The behaviorists will converge for a two-day symposium at UTC next Tuesday and Wednesday that will add practical application to the existing theories and research, Templeton said.
The Galtere Institute's Finance for the Future Initiative at UTC, a new program that benefactors Renee Haugerud and John Murphy say is the first of its kind in the U.S., will host the event.
Analysts and authors of books with names like "Warren Buffett Invests like a Girl" will converge on Chattanooga, armed with research showing that rats injected with estrogen exhibit superior memory skills, and that buying stock activates the same brain hormone as bonding with a child.
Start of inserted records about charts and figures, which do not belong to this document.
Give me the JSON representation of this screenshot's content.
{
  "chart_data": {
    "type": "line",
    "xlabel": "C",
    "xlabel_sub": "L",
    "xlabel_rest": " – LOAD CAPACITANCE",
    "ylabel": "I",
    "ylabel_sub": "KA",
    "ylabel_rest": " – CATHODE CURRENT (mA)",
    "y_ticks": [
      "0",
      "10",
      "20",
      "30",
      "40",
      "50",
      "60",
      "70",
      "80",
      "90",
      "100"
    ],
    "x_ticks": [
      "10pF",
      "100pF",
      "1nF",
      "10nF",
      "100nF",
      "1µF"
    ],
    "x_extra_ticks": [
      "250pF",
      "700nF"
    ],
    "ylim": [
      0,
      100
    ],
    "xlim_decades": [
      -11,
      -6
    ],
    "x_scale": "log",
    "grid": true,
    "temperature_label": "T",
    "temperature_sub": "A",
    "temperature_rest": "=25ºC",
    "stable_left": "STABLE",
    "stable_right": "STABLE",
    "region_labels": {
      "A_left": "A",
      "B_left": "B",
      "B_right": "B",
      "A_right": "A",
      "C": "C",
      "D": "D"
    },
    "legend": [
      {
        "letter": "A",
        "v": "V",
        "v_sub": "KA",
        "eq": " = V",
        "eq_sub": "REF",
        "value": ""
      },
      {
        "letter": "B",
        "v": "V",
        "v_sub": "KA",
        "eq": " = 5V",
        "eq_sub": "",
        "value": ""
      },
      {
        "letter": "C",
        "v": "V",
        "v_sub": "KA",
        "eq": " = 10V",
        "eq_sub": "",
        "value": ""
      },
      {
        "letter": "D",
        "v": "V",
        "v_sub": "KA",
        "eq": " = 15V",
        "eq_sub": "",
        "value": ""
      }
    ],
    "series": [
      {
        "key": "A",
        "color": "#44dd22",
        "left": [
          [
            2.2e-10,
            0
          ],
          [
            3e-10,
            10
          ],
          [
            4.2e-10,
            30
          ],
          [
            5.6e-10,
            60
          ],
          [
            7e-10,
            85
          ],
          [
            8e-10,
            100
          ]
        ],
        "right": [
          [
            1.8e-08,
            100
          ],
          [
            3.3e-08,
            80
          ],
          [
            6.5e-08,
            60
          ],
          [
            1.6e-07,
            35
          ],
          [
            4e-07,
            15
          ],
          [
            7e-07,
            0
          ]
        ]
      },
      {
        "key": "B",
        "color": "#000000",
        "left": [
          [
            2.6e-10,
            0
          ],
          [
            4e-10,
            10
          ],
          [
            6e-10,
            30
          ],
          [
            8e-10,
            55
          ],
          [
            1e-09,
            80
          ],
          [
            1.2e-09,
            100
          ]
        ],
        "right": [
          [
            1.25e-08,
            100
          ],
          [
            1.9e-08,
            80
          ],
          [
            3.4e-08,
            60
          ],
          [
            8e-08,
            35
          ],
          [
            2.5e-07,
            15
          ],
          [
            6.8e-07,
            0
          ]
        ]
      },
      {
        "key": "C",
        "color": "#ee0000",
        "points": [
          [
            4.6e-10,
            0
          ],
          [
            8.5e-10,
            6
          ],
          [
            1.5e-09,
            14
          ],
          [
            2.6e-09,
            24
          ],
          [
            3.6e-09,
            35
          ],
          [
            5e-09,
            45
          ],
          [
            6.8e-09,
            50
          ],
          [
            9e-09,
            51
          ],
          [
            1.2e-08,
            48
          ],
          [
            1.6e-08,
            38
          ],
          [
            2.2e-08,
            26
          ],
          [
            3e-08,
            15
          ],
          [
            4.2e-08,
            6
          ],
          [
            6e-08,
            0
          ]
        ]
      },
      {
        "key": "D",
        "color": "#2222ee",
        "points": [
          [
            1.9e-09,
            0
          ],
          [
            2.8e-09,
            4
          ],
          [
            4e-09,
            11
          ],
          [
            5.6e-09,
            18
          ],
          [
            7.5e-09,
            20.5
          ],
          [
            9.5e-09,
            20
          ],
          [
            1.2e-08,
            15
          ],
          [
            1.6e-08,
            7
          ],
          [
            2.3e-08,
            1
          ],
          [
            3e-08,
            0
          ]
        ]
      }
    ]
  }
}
This emerging brand of economics stems from across-the-board losses many investors experienced in the economic downturn -- losses that weren't supposed to happen in a market economy, said Cynthia Harrington, journalist and founder of Harrington Capital Management.
"We were looking for the next answer," Harrington said. "One of those answers is in the field called behavioral finance, which says 'Oops, I guess humans aren't rational.'"
Most economists dating back to Adam Smith, on the other hand, have held that all human beings tend to evaluate the pros and cons of each choice to the best of their ability, then do what's in their best interest.
But that doesn't explain why euphoric investors buy stocks at peak price points, then later panic and sell at the bottom, said Robert Frick, senior editor for Kiplinger's Personal Finance.
The harmful behavior that led to the loss of trillions in shareholder value can only be explained as irrational, he said.
"You always want to appeal to the most highly evolved part of your brain, which is what separates humans from other mammals," Frick said. "When things get kicked down into the mammalian cortex, you start behaving emotionally, or the reptilian part of the brain, with the eat-survive and fight-or-flight, now you're really talking about making bad decisions."
In fact, when dealing with money, "You want to stay away from emotions," he added.
Though behavioral economics is gaining popularity, critics see it as modern liberal mindset infused with elitism.
The idea that human beings don't behave rationally is "pure baloney," said UTC Economist Bruce Hutchinson, "disguising in different framework that the all-knowing elites will make the decision for everyone else."
No one can judge consumers to be irrational because "they don't know all the details about you and your situation," Hutchinson said.
Furthermore, value isn't something that the behaviorists can calculate and judge in hindsight with a mathematical equation, but is a function of what someone will pay for it at the time of purchase, Hutchinson said.
"It may be that the greatest thing in the world to me is an autographed Willie Mays baseball, and I'll pay $100,000 or whatever it takes to get that ball. Who are they to begin to tell me that's not the true value," Hutchinson said. "They might think a Picasso is the greatest thing in the world, but I might not think it's better than a first-grader's first painting. It's all about the individual."
But the stock market is a unique place, Templeton said, with seemingly different rules from the rest of the world.
"We are talking about the tendency of herd behavior," she said. "When assets go on sale they attract fewer buyers and when assets become more expensive they attract more buyers. This is irrational behavior."